What a Brilliant Idea NOT!


The goons at MARA have devised a clever scheme
to avoid hauling all their loan defaulters to court.

Just pay RM20 monthly and take forever to pay off your study loans that can cost thousands.
It is somewhat similar to the discounts announced recently by the traffic police that have been rescinded by the Cabinet.

I think the following should be done by MARA instead:

 Hire about 1000 of those unemployed graduates to track down the defaulters for a one-year contract. Pay them RM400 monthly allowance plus a finder’s fee of 10% of loan recovered.

 Get a bank to take over the loans at a discount like 10 to 15%. The bank will then get the loan defaulters to schedule payments.

 Ask MPs to change the laws so those loans given by the government can be deducted from the EPF account.

This RM20 monthly deduction shows the people in MARA have no idea how to proceed with loan recovery except publish names in the papers.
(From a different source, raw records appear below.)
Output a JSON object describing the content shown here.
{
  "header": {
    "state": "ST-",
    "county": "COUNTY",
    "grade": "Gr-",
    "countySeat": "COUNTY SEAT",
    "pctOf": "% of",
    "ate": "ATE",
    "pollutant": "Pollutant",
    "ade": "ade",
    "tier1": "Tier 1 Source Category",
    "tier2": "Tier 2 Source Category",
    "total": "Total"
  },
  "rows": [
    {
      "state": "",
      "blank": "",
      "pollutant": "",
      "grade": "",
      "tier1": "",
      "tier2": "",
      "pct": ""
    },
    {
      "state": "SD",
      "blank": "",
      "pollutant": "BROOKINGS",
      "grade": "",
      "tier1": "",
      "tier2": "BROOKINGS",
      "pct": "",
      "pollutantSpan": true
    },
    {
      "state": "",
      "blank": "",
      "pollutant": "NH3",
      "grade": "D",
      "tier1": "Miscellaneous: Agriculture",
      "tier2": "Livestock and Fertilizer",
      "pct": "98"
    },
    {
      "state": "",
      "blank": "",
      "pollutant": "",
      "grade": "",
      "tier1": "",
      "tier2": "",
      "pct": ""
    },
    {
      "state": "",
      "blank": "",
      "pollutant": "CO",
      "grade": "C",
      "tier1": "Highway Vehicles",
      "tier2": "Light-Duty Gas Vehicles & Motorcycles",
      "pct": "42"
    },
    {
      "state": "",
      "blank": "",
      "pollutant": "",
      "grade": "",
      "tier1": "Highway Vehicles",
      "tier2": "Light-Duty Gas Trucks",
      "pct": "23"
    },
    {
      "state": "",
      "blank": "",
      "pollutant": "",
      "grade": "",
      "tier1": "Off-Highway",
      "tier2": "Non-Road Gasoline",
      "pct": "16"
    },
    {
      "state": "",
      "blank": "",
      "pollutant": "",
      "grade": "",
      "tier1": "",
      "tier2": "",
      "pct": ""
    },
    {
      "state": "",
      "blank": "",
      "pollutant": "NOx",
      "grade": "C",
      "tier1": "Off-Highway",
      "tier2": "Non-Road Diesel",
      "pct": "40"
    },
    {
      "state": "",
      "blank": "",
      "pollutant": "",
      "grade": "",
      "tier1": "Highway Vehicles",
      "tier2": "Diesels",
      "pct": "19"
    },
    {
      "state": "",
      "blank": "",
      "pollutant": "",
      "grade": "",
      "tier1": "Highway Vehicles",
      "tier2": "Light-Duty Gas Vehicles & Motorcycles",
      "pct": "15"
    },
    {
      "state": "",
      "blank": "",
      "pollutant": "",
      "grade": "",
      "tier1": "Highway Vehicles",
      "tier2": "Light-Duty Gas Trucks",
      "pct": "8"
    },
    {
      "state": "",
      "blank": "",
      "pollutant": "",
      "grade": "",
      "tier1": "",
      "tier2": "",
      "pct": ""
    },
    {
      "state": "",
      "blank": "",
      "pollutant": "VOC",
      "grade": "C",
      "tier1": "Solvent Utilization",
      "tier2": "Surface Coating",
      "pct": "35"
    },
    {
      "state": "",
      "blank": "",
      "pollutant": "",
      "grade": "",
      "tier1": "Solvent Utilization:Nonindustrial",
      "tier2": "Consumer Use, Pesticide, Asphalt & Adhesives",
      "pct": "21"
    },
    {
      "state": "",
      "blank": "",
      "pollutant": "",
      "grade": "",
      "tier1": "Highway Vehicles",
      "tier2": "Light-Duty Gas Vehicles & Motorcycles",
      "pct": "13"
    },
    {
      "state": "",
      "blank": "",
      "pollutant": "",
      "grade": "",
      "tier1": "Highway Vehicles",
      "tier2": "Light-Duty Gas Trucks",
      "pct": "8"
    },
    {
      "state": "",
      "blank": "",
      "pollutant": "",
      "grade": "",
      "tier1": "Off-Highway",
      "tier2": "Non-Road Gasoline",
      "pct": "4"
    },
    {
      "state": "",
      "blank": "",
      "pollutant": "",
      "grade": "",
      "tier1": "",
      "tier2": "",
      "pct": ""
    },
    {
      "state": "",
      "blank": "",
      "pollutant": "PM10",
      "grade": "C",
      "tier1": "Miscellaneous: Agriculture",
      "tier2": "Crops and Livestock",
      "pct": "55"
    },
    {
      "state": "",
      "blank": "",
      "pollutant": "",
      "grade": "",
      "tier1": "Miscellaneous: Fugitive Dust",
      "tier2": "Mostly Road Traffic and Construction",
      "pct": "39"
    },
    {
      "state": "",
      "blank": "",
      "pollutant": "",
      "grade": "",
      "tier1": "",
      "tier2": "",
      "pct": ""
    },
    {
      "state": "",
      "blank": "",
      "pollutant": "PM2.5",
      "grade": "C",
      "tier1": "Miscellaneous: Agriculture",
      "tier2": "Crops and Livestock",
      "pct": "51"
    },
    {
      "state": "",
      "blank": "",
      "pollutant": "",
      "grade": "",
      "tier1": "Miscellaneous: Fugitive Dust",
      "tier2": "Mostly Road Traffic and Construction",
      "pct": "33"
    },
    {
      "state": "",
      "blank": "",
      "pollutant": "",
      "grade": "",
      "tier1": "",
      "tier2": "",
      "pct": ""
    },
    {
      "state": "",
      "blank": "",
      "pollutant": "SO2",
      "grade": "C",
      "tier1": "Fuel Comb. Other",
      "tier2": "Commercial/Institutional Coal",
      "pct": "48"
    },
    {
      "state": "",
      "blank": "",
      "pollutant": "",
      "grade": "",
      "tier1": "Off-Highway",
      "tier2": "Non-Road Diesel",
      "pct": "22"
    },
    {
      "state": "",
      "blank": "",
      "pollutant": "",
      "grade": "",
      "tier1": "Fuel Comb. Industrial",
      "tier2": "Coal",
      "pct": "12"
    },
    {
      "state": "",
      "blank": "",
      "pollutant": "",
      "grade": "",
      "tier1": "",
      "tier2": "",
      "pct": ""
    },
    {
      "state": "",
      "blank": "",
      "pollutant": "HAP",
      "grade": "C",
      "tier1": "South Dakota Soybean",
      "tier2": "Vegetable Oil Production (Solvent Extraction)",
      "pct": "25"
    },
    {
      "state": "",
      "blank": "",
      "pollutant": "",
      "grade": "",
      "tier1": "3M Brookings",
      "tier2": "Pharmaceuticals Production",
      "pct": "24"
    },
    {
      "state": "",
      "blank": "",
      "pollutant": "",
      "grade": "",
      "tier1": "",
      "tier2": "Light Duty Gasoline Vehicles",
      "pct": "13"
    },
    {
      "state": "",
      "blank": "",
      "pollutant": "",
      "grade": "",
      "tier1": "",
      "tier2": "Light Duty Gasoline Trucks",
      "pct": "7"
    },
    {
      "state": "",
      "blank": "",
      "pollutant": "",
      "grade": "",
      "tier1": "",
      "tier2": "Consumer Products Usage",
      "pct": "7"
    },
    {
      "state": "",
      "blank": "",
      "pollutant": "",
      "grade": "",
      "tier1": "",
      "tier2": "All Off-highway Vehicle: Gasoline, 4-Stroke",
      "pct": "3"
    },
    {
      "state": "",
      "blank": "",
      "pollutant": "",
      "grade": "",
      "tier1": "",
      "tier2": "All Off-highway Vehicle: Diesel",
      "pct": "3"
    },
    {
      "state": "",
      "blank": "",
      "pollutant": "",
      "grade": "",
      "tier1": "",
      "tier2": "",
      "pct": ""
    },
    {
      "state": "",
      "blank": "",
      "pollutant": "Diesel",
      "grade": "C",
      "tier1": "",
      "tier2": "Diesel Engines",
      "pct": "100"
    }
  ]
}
And that too costs quite a lot. I suspect the advertising costs have been more than the loans recovered.

We can understand that some loan recipients may have trouble finding jobs but they should be made to start repaying their loans from the second month onwards.

The study loan repayment should be their first priority, ahead of car, house loans and family needs.

Any monthly payment scheme should be based on some definite scale as follows:

 Loan repayment term maximum 8 years from start of first job

 Repayment to be 10% of basic pay or RM100 monthly whichever is more.

 Each year the monthly quantum will be raised by RM25 as per clause 2.

 Court action will be taken if default 2 months concurrent or more than 3 times in each year.

photo: http://www.freephoto1.com/photo/photo-money-5.jpg

2 comments:

Arena Green said...

They probably never did anything serious to recover the loans for fear of losing much need votes during election time. Same thing with all talk about rooting out corruption.

Trashed said...

The onus should be on the borrower to pay back and it comes down to integrity (or lack of it).

With the advent of a fledgling credit reporting system, MARA should immediately lodge the names of all the defaulters with the 2 agencies.